Baptism of the Lord at Mississippi Abbey

Scripture Readings: Is 42:1-4, 6-7; Acts 10:34-38; Lk 3:15-16, 21-22   

The German poet and novelist, Johann Goethe, dramatizes evil commitments in the life of Faust who sells his soul to the devil in exchange for power, youth and romance. The devil, promises, “If you take your way through life with me, I’ll work things properly for you; I’ll be your servant and your slave.” Faust says, “And in return what do you ask of me?” The devil tells him, “…if beyond we meet again, you shall do the same for me.” Faust replies, “From this earth spring all my joys.  When I must take my leave of them, then come what may, it is of no concern. I will it.” The devil responds, “These are splendid words!”

Soon Faust meets a young, beautiful girl named Gretchen. He seduces her and she bears a child, but in great distress Gretchen tries to hide her shame. She panics and drowns the infant. In the drama’s final scene Faust tries to free her from a dungeon where she is waiting to be executed for her crime. Suddenly, the devil rises up to claim them both. In terror, she cries out to heaven, “Save me, Father.” The devil declares, “She is condemned!” But a voice from above says, “She’s saved!” Rebuffed, he turns to Faust and says, “You! Come with me.” and takes him away. Too late Faust realizes the folly of committing himself to future misery for the sake of present enjoyments. Isn’t that the tragedy of bargaining with evil in the story of every temptation and fall since Paradise was lost? If we had no Savior the devil could claim us all. John the Baptist didn’t know Faust. But he understood the tragedy of sin. So, he cries out, “Flee from the wrath to come.” Because future misery for present enjoyment is a bad bargain.

Jesus makes a better commitment.  As John was preaching, Jesus steps out of the crowd and enters the flowing waters of the Jordan River asking John to baptize him. Why? Jesus didn’t need the first purpose of Baptism, to be washed clean, for he was sinless. He didn’t need the second purpose of Baptism, to be divinized, for he was already holy. So why did Jesus go down into the aquatic womb when he didn’t need to be born again? Because of the third purpose of Baptism, a commitment to renounce Satan and all his works.  The submersion of Jesus in the water was a commitment to suffer and die at the hands of Satan in order to save us. Immediately after Jesus’ baptismal commitment Satan begins tempting him to break it.

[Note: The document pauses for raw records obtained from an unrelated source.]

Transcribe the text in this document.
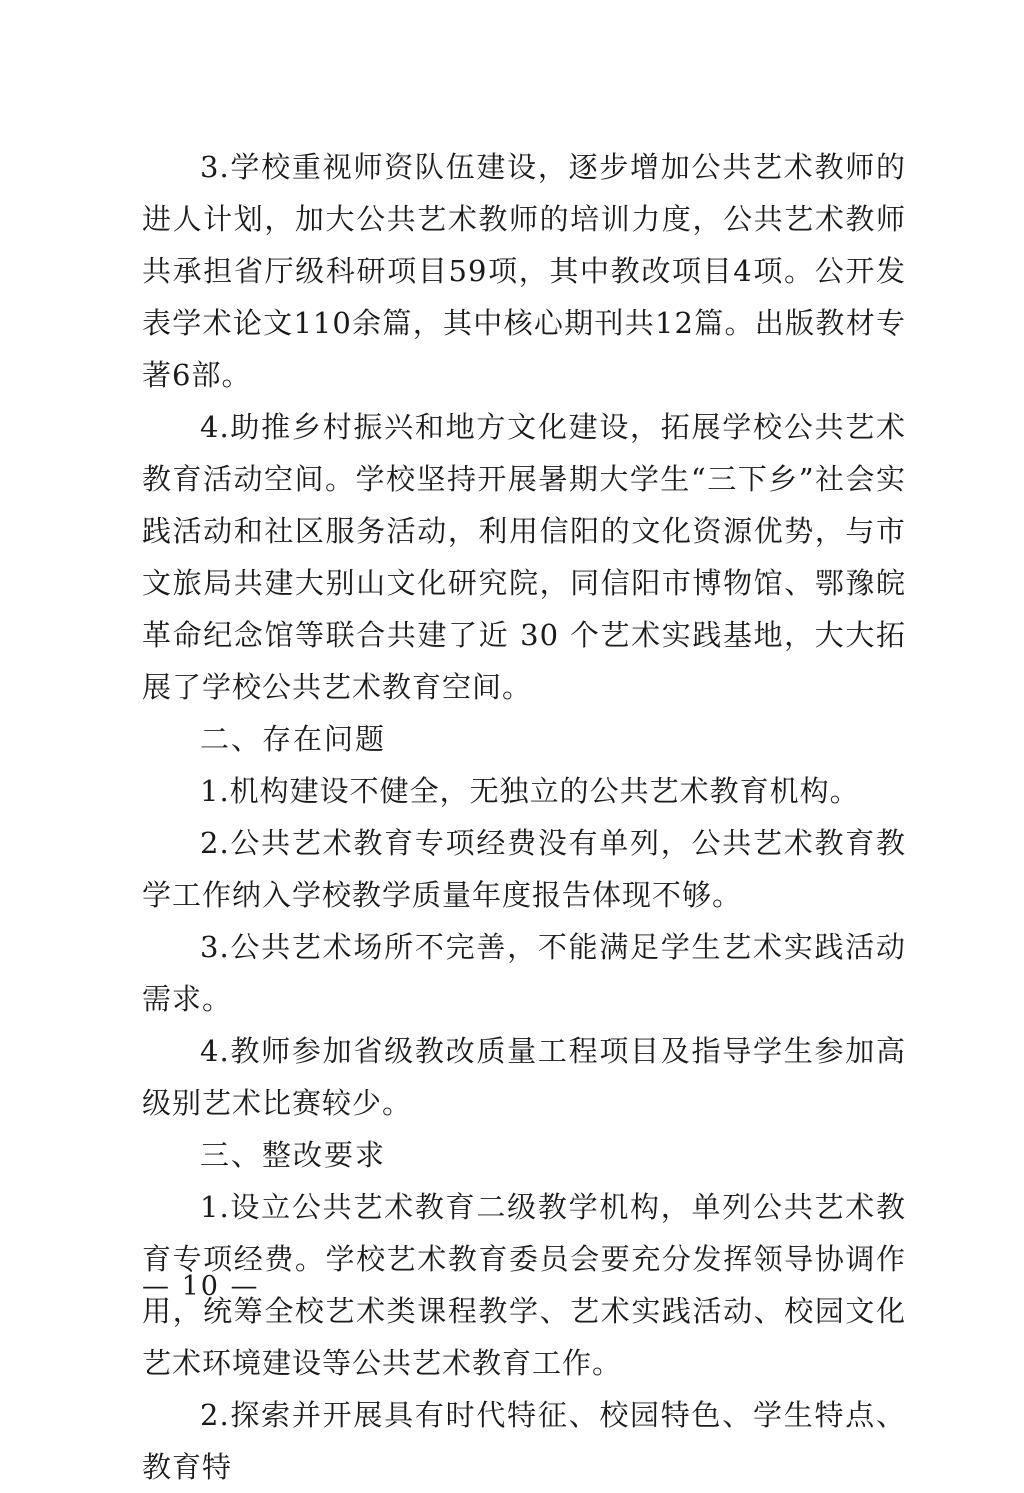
3.学校重视师资队伍建设，逐步增加公共艺术教师的进人计划，加大公共艺术教师的培训力度，公共艺术教师共承担省厅级科研项目59项，其中教改项目4项。公开发表学术论文110余篇，其中核心期刊共12篇。出版教材专著6部。

4.助推乡村振兴和地方文化建设，拓展学校公共艺术教育活动空间。学校坚持开展暑期大学生“三下乡”社会实践活动和社区服务活动，利用信阳的文化资源优势，与市文旅局共建大别山文化研究院，同信阳市博物馆、鄂豫皖革命纪念馆等联合共建了近 30 个艺术实践基地，大大拓展了学校公共艺术教育空间。

二、存在问题

1.机构建设不健全，无独立的公共艺术教育机构。

2.公共艺术教育专项经费没有单列，公共艺术教育教学工作纳入学校教学质量年度报告体现不够。

3.公共艺术场所不完善，不能满足学生艺术实践活动需求。

4.教师参加省级教改质量工程项目及指导学生参加高级别艺术比赛较少。

三、整改要求

1.设立公共艺术教育二级教学机构，单列公共艺术教育专项经费。学校艺术教育委员会要充分发挥领导协调作用，统筹全校艺术类课程教学、艺术实践活动、校园文化艺术环境建设等公共艺术教育工作。

2.探索并开展具有时代特征、校园特色、学生特点、教育特

— 10 —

Life is a constant battle between the devil’s bargains and our baptismal commitment. Three things happen when we are baptized: first, we are washed clean from all sin; second, we are anointed with the gift of the Holy Spirit making us holy, sharers in God’s own nature; and third, we make a commitment to renounce Satan and all his works. The life of Jesus shows that our baptismal commitment will be costly, but resistance to present temptations for the promised gift of eternal happiness is a good bargain. As happened to Jesus, the devil fights against our baptismal commitment and daily tempts us to break it.

Goethe’s play dramatizes the fate of those make bargains with evil. He also writes about making good bargains: “Until one is committed to a task or inspiration, there is hesitancy, the chance to draw back. One elementary truth is this: the moment you definitely commit yourself, then Providence moves in. All sorts of things happen to help you that would never otherwise occur, until you are committed to act. A whole stream of events issues from that decision, which you could not have dreamed would come your way. Begin. Boldness has power in it. Begin now.”